PrometheusPrometheus 作为一款流行的开源监控和警报工具，具有许多优势，使其成为许多组织和项目的首选监

1、概述

1.1 什么是 Prometheus？

Prometheus：是一个开源的服务监控系统和时序数据库，它提供了通用的数据模型和快捷数据采集、存储和查询接口。

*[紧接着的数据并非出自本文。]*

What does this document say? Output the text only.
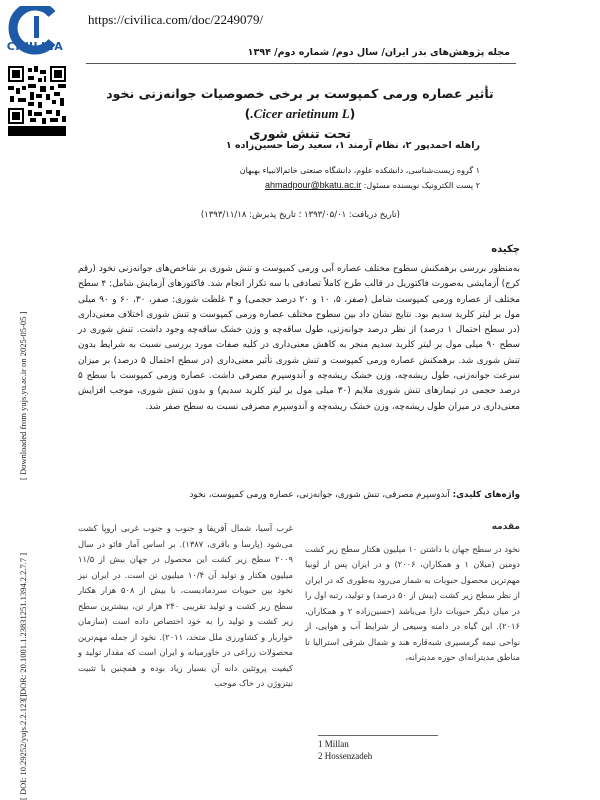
CIVILICA
https://civilica.com/doc/2249079/
مجله پژوهش‌های بذر ایران/ سال دوم/ شماره دوم/ ۱۳۹۴
تأثیر عصاره ورمی کمپوست بر برخی خصوصیات جوانه‌زنی نخود (Cicer arietinum L.)
تحت تنش شوری
راهله احمدپور ۲، نظام آرمند ۱، سعید رضا حسین‌زاده ۱
۱ گروه زیست‌شناسی، دانشکده علوم، دانشگاه صنعتی خاتم‌الانبیاء بهبهان
۲ پست الکترونیک نویسنده مسئول: ahmadpour@bkatu.ac.ir
(تاریخ دریافت: ۱۳۹۳/۰۵/۰۱ ؛ تاریخ پذیرش: ۱۳۹۳/۱۱/۱۸)
چکیده
به‌منظور بررسی برهمکنش سطوح مختلف عصاره آبی ورمی کمپوست و تنش شوری بر شاخص‌های جوانه‌زنی نخود (رقم کرج) آزمایشی به‌صورت فاکتوریل در قالب طرح کاملاً تصادفی با سه تکرار انجام شد. فاکتورهای آزمایش شامل: ۴ سطح مختلف از عصاره ورمی کمپوست شامل (صفر، ۵، ۱۰ و ۲۰ درصد حجمی) و ۴ غلظت شوری: صفر، ۳۰، ۶۰ و ۹۰ میلی مول بر لیتر کلرید سدیم بود. نتایج نشان داد بین سطوح مختلف عصاره ورمی کمپوست و تنش شوری اختلاف معنی‌داری (در سطح احتمال ۱ درصد) از نظر درصد جوانه‌زنی، طول ساقه‌چه و وزن خشک ساقه‌چه وجود داشت. تنش شوری در سطح ۹۰ میلی مول بر لیتر کلرید سدیم منجر به کاهش معنی‌داری در کلیه صفات مورد بررسی نسبت به شرایط بدون تنش شوری شد. برهمکنش عصاره ورمی کمپوست و تنش شوری تأثیر معنی‌داری (در سطح احتمال ۵ درصد) بر میزان سرعت جوانه‌زنی، طول ریشه‌چه، وزن خشک ریشه‌چه و آندوسپرم مصرفی داشت. عصاره ورمی کمپوست با سطح ۵ درصد حجمی در تیمارهای تنش شوری ملایم (۳۰ میلی مول بر لیتر کلرید سدیم) و بدون تنش شوری، موجب افزایش معنی‌داری در میزان طول ریشه‌چه، وزن خشک ریشه‌چه و آندوسپرم مصرفی نسبت به سطح صفر شد.
واژه‌های کلیدی: آندوسپرم مصرفی، تنش شوری، جوانه‌زنی، عصاره ورمی کمپوست، نخود
مقدمه
نخود در سطح جهان با داشتن ۱۰ میلیون هکتار سطح زیر کشت دومین (میلان ۱ و همکاران، ۲۰۰۶) و در ایران پس از لوبیا مهم‌ترین محصول حبوبات به شمار می‌رود به‌طوری که در ایران از نظر سطح زیر کشت (بیش از ۵۰ درصد) و تولید، رتبه اول را در میان دیگر حبوبات دارا می‌باشد (حسین‌زاده ۲ و همکاران، ۲۰۱۶). این گیاه در دامنه وسیعی از شرایط آب و هوایی، از نواحی نیمه گرمسیری شبه‌قاره هند و شمال شرقی استرالیا تا مناطق مدیترانه‌ای حوزه مدیترانه،
غرب آسیا، شمال آفریقا و جنوب و جنوب غربی اروپا کشت می‌شود (پارسا و باقری، ۱۳۸۷). بر اساس آمار فائو در سال ۲۰۰۹ سطح زیر کشت این محصول در جهان بیش از ۱۱/۵ میلیون هکتار و تولید آن ۱۰/۴ میلیون تن است. در ایران نیز نخود بین حبوبات سردمادیست، با بیش از ۵۰۸ هزار هکتار سطح زیر کشت و تولید تقریبی ۲۴۰ هزار تن، بیشترین سطح زیر کشت و تولید را به خود اختصاص داده است (سازمان خواربار و کشاورزی ملل متحد، ۲۰۱۱). نخود از جمله مهم‌ترین محصولات زراعی در خاورمیانه و ایران است که مقدار تولید و کیفیت پروتئین دانه آن بسیار زیاد بوده و همچنین با تثبیت نیتروژن در خاک موجب
1 Millan
2 Hossenzadeh
[ Downloaded from yujs.yu.ac.ir on 2025-05-05 ]
[ DOR: 20.1001.1.23831251.1394.2.2.7.7 ]
[ DOI: 10.29252/yujs.2.2.123 ]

Prometheus 作为一款流行的开源监控和警报工具，具有许多优势，使其成为许多组织和项目的首选监控解决方案。以下是 Prometheus 的一些主要优势：

开源和社区支持：Prometheus 是完全开源的，拥有一个活跃的社区，这意味着它不断得到改进和更新，用户也可以自由地贡献代码和反馈。
多维数据模型：Prometheus 使用多维数据模型，这意味着数据由指标名称和键值对标签组成。这种模型提供了灵活性，可以轻松地对数据进行切片和筛选。
强大的查询语言（PromQL） ：Prometheus 提供了强大的 PromQL 查询语言，允许用户执行复杂的查询和聚合操作，以获取所需的监控数据。
数据本地存储：Prometheus 不依赖于分布式存储，每个 Prometheus 实例都是独立的，并且拥有自己的本地存储。这简化了部署和扩展，同时提高了可靠性。
拉取模型：Prometheus 采用拉取模型，主动从目标服务抓取监控数据。这种模型使得 Prometheus 可以轻松地与现有的服务集成，并且可以灵活地处理服务的动态变化。
灵活的告警系统：通过 Alertmanager，Prometheus 可以配置灵活的告警规则，支持多种通知方式，如电子邮件、Slack、PagerDuty 等。
生态系统：Prometheus 拥有丰富的生态系统，包括 Grafana（一个流行的开源分析和监控解决方案，与 Prometheus 集成良好）、各种 exporter（用于从不同系统和应用程序收集数据）以及其他工具和服务。
轻量级和高性能：Prometheus 设计轻量级，即使在资源受限的环境中也能高效运行。
易于部署和维护：Prometheus 的部署和维护相对简单，不需要复杂的配置，这降低了运维成本。

1.2 Prometheus 的架构

Prometheus Server：是 Prometheus 监控系统的中心组件，负责抓取（拉取）指标数据、存储时间序列数据、处理查询和生成监控数据。
1. Retrieval：定期从 Exporter 抓取指标数据。
2. TSDB：时间序列数据库，用于存储和查询时间序列数据。
3. HTTP Server： HTTP 服务器，用于处理各种类型的 HTTP 请求。
Push Gateway：用于临时或短暂运行的监控任务，这些任务可能无法被 Prometheus Server 定期抓取。
Alert Manager：是 Prometheus 的告警处理组件，负责处理由 Prometheus Server 生成的告警。
Exporter：是一种特殊的代理，用于从各种应用程序、服务或系统收集指标数据，并将其转换为 Prometheus 可以理解的格式。

1.3 Prometheus 的数据模型

Prometheus 的数据模型是多维的，它基于时间序列数据，每个时间序列由一个指标名称和一组键值对标签（labels）唯一标识。这种数据模型提供了强大的灵活性和丰富的查询能力。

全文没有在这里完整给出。